“Se eu me esquecer de ti, Jerusalém…”

Publicado por Antonio Carlos Santini 20 de dezembro de 2017

Se eu me esquecer de ti, Jerusalém...

Foto: La Croix

A recente declaração do agitador Trump raspa de modo implacável em um nervo exposto há séculos: a relação entre palestinos e israelitas. Para os filhos de Abraão, Jerusalém não é apenas uma cidade, é a sua razão de viver. Daí, o suspiro do salmista quando lança uma praga sobre si mesmo:

“Se eu me esquecer de ti, Jerusalém,
Que minha mão direita se paralise!
Que minha língua se cole ao paladar,
Se eu não me lembrar de ti!” (Sl 137,5-6)

Mas os descendentes de Davi sempre alimentaram uma inimizade secular. Desde que os habitantes de Samaria foram exilados para a Assíria e o rei Teglat-Falasar mandou repovoar a região com variados grupos étnicos (cf. 2º Livro dos Reis 17,24ss), os judeus passaram a ver os novos habitantes como um povo “impuro”, que adorava ídolos e tinha uma religião promíscua. Dos samaritanos provêm os palestinos de hoje.

Sobre eles, escreveu Ben Sirac:

“Há dois povos que minha alma abomina,
E o terceiro, que aborreço, nem sequer é um povo:
Aqueles que vivem no Monte Seir, os filisteus,
E o povo insensato que habita em Siquém”. (Eclesiástico 50,27-28)

Este terceiro povo são os palestinos. O ódio entre israelitas e palestinos chegou a tal ponto que, no ano 6 a.C., na véspera da Páscoa, um grupo de palestinos lançou sobre os muros do Templo de Jerusalém a carcaça podre de um cão, tornando o local ritualmente impuro e impedindo que os judeus celebrassem a Páscoa.

No diálogo de Jesus com a Samaritana (cf. Evangelho de João, 4), ainda se percebe o relacionamento impossível. A mulher samaritana cobra de Jesus:

– “Sendo tu um judeu, como pedes de beber a mim, que sou samaritana?” (João 4,9)

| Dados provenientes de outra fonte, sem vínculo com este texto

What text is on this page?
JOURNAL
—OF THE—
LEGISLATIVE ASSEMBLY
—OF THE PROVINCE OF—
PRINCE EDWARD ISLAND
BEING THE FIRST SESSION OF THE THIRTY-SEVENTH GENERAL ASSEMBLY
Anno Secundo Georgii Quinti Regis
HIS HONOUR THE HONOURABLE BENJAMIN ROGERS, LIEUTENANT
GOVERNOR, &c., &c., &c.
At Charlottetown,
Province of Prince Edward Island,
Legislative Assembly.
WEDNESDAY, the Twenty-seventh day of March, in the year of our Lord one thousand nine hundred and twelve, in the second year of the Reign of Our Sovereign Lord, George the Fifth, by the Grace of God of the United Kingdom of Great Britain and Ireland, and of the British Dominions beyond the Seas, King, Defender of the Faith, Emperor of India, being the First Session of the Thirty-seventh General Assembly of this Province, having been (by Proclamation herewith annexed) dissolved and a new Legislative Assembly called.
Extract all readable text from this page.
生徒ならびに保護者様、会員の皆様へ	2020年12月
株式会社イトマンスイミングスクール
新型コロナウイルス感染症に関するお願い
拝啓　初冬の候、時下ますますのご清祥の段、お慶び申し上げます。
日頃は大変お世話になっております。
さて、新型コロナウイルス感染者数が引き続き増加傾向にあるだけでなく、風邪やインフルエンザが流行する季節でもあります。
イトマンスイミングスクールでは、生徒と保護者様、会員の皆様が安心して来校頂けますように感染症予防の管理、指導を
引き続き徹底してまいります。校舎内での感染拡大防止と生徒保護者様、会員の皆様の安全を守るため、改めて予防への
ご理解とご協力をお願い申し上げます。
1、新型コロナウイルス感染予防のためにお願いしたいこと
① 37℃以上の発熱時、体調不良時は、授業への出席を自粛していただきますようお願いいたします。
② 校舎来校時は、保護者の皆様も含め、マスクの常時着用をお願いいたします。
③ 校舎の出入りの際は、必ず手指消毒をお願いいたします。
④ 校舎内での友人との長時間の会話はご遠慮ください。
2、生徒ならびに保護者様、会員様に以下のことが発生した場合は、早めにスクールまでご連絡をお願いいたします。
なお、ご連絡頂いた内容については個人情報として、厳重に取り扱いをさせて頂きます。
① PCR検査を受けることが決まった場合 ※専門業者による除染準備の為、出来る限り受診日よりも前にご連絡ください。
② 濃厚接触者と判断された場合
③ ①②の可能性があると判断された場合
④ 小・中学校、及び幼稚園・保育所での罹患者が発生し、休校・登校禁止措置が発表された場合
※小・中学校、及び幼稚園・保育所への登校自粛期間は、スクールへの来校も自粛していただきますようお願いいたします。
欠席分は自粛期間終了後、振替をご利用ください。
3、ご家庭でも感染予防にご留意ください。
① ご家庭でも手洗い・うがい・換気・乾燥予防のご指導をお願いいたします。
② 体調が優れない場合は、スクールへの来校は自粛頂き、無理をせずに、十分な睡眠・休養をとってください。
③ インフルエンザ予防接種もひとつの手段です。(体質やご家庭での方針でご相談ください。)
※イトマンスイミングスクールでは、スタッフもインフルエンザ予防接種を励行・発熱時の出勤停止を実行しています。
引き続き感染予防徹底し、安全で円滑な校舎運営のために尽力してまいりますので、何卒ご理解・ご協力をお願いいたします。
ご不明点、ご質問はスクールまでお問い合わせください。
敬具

E o próprio autor do 4º Evangelho comenta: “Pois os judeus não se dão com os samaritanos”.

* * *

Dizem que o tempo cura tudo. Não foi assim neste caso. Se a inimizade andou adormecida até o início do Séc. XX, o surgimento do movimento sionista liderado por Ben Gurion, um judeu polonês, e o repovoamento de Israel acabaria por agravar a situação. Em novembro de 1947, as Nações Unidas recomendaram a divisão da Palestina em um Estado judeu, um Estado árabe e uma administração direta das Nações Unidas sobre Jerusalém, plano recuado pela Liga Árabe.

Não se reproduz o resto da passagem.